I'm talking to the flowers - will they talk back?

© by Mike Keenan

"O Tiger-lily?" said Alice, addressing herself to one that was waving gracefully about in the wind, "I wish you could talk." "We can talk," said the Tiger-lily, "when there's anybody worth talking to."
                Lewis Carroll, Alice's Adventures in Wonderland

I decided to act on advice from fellow gardeners, told that if you talk to your plants that they will grow sturdier and more beautiful, and that it might have something to do with the carbon monoxide, or is that dioxide that I exhale? I can never remember. Chemistry was not one of my better subjects.
      I suppose I started off in a somewhat gruff manner that does not instill confidence when I shouted at a sickly-looking, anemic shrub. "We have ways to make you grow!" I forcefully employed a thick Germanic accent. The bush did not reply, but I sensed a slight blush and perhaps a sudden withdrawal. Maybe it was the wind. Anyway, I decided to adopt a friendlier policy.
      "Aren't you a pretty one!" I exclaimed to the peony and not "Bloom, damn you" or "If you do not behave, I will throw you into the compost bin." It seemed to work. The next day, the peony looked positively radiant, offering new blooms and lovely foliage.
      To the iris I remarked, "Welcome back my perennial friend. You look divine in your purple robes." I think the iris, perhaps inspired, actually tried to communicate back. It said, if only in a whisper, from either fear or great respect, "Why plant me in the shade?" Alas, it's true; the iris is in the shade, but it's mainly because of my neighbour's tree which does not require communication to assist in its rapid growth spurt. In fact, between his trees and mine, planted too close to the house, we are starting to look rather shady indeed in our backyard.
      The red poppy never fails to stir me.
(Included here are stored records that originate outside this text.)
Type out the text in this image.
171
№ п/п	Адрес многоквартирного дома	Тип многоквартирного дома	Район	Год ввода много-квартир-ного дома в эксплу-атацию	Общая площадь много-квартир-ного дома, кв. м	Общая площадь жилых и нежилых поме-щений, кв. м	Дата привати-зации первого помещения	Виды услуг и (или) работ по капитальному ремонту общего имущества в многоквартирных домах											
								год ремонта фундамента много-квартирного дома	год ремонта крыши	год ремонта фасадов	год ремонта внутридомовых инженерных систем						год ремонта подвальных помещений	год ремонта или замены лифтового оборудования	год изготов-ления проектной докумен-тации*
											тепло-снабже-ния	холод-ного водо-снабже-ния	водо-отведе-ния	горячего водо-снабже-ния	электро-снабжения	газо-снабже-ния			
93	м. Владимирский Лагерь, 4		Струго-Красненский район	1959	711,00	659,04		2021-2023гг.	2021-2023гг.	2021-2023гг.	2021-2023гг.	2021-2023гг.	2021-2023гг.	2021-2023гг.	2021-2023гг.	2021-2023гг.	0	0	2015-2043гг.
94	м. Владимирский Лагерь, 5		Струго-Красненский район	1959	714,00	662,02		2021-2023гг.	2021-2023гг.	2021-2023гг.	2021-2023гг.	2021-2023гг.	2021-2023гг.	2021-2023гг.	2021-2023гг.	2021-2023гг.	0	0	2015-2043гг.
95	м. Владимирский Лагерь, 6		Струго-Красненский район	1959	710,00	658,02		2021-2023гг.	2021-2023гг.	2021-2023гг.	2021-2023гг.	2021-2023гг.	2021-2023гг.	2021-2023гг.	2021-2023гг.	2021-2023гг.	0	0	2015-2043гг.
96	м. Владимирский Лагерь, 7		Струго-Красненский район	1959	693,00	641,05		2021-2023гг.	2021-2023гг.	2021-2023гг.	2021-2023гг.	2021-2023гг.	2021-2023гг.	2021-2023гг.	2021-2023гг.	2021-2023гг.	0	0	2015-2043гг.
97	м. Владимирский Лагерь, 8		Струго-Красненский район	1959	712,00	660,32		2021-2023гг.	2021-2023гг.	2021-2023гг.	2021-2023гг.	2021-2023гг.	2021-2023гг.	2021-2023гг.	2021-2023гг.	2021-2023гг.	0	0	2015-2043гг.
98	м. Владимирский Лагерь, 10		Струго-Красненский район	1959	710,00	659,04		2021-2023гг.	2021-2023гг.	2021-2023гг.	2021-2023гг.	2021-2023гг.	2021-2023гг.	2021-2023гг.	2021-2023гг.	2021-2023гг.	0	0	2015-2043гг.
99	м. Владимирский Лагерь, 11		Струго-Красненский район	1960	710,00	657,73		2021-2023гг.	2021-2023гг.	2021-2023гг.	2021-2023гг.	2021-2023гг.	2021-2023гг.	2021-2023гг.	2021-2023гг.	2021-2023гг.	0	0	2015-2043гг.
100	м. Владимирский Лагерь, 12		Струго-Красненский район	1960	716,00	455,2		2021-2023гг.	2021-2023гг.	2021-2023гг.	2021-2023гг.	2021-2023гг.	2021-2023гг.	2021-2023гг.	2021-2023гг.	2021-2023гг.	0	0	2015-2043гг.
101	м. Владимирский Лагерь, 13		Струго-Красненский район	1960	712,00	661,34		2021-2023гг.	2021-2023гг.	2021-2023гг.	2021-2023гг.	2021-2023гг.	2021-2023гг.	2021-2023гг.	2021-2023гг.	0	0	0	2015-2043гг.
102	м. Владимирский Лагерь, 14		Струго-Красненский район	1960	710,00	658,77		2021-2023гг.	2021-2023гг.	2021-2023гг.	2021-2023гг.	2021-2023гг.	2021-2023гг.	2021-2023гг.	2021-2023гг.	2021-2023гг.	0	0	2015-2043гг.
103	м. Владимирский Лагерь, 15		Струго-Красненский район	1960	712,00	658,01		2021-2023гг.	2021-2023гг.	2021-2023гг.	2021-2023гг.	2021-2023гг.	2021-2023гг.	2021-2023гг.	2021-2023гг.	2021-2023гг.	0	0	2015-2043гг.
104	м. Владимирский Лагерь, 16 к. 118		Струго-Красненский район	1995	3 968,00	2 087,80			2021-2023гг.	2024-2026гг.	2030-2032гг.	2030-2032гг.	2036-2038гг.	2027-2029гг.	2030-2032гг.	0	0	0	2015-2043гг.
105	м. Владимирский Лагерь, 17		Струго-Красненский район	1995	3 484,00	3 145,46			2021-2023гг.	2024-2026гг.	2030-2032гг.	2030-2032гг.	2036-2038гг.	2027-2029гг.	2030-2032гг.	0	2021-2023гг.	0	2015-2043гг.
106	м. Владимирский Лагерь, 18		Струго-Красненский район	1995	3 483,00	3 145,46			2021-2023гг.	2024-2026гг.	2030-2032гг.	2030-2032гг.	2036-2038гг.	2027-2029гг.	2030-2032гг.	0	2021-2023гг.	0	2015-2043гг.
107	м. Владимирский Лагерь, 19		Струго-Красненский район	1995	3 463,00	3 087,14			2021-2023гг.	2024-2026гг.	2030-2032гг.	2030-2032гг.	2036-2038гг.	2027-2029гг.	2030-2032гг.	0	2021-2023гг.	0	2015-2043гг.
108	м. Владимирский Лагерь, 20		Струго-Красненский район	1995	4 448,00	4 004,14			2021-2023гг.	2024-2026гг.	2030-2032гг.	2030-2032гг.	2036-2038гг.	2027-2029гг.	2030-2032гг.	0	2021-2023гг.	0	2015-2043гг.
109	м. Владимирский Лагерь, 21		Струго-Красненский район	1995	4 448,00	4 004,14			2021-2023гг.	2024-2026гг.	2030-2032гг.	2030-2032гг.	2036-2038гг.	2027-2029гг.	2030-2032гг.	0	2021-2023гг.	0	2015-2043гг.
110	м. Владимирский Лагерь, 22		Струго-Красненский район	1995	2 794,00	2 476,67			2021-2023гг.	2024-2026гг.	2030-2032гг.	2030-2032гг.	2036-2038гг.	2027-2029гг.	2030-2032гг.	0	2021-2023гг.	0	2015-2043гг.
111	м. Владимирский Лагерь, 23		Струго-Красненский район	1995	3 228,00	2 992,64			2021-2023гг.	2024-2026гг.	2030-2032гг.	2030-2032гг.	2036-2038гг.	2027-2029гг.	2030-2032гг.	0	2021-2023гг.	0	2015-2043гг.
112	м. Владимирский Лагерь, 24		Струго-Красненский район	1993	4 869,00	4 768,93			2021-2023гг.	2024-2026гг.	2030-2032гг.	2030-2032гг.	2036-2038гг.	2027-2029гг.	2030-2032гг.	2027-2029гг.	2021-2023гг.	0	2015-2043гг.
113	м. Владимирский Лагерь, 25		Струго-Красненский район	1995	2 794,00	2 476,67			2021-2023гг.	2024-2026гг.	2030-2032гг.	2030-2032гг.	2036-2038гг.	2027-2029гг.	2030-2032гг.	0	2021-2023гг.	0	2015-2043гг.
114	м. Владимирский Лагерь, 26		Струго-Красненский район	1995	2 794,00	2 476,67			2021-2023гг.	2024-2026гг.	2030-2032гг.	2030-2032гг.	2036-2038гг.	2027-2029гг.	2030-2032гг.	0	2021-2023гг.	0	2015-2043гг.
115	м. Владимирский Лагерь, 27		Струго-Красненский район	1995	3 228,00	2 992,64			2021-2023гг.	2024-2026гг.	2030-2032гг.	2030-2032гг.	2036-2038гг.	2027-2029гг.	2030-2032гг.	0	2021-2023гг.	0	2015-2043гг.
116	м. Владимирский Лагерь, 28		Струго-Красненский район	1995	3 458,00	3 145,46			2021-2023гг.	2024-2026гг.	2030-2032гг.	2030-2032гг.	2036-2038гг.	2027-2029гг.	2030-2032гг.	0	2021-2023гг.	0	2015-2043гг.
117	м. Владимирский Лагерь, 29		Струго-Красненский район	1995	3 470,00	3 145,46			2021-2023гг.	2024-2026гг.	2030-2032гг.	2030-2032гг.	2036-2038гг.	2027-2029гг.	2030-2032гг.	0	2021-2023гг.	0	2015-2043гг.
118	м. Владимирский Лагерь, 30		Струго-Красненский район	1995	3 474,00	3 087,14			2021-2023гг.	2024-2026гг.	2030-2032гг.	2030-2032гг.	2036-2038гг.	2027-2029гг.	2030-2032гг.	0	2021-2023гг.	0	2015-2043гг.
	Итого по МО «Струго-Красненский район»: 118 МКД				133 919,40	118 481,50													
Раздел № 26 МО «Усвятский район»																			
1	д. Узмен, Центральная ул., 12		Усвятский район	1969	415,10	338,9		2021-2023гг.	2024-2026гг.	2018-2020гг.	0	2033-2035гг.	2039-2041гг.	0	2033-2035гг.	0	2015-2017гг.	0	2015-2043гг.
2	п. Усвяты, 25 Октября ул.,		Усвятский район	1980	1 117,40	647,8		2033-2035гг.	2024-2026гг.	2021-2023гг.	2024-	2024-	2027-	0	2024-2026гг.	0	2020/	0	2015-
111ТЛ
To it I implored, "If only you could last longer. You blaze away like Toronto Maple Leaf players for such a short period. Want me to contact one of those sports performance doctors with access to steroids? Just say the word." The poppy gazed back stoically, and I detected a slight lean, surely a precursor to one of those acute skeletal deformities that afflict us when undernourished.
      The grass is another matter. Last year, I proudly if not smugly employed one of those natural lawn services, the kind that use no nasty chemicals but operate on humanistic principles of live and let live. Sadly, this approach has spurred on the dandelions who have made spectacular reproductive gains. I see them as the enemy, and each day one dares raise its yellow head, I attack vigorously with whatever garden implement that is handy. So far, I'm barely holding my own.
      It reminds me of that wonderfully instructive short story everyone is compelled to read in high school, Leningen vs. the Ants. It's an extended metaphor, but the key item was that old Leningen suffered from the pride of thinking that he could control the forces of nature. Sheer hubris. Probably the same sort of thinking one might apply these days to our friendly oil producer, BP which has altered the delicate American coastal environment in the Gulf probably for most of our lifetimes.
      Nature has a way of demonstrating who is boss. I gaze out the back window and stray cats, raccoons and skunks leisurely wander through our yard like they own it. When I try to shoo them away, they merely give me "the look," you know, the look young people display when you offer them free advice based upon your long life and history. The cats and raccoons and skunks merely shrug their mammalian shoulders and comment, "Whatever...." as they stroll away in the blissful knowledge that they have the upper hand. "Look at him," they mutter. "He can't even control his grass."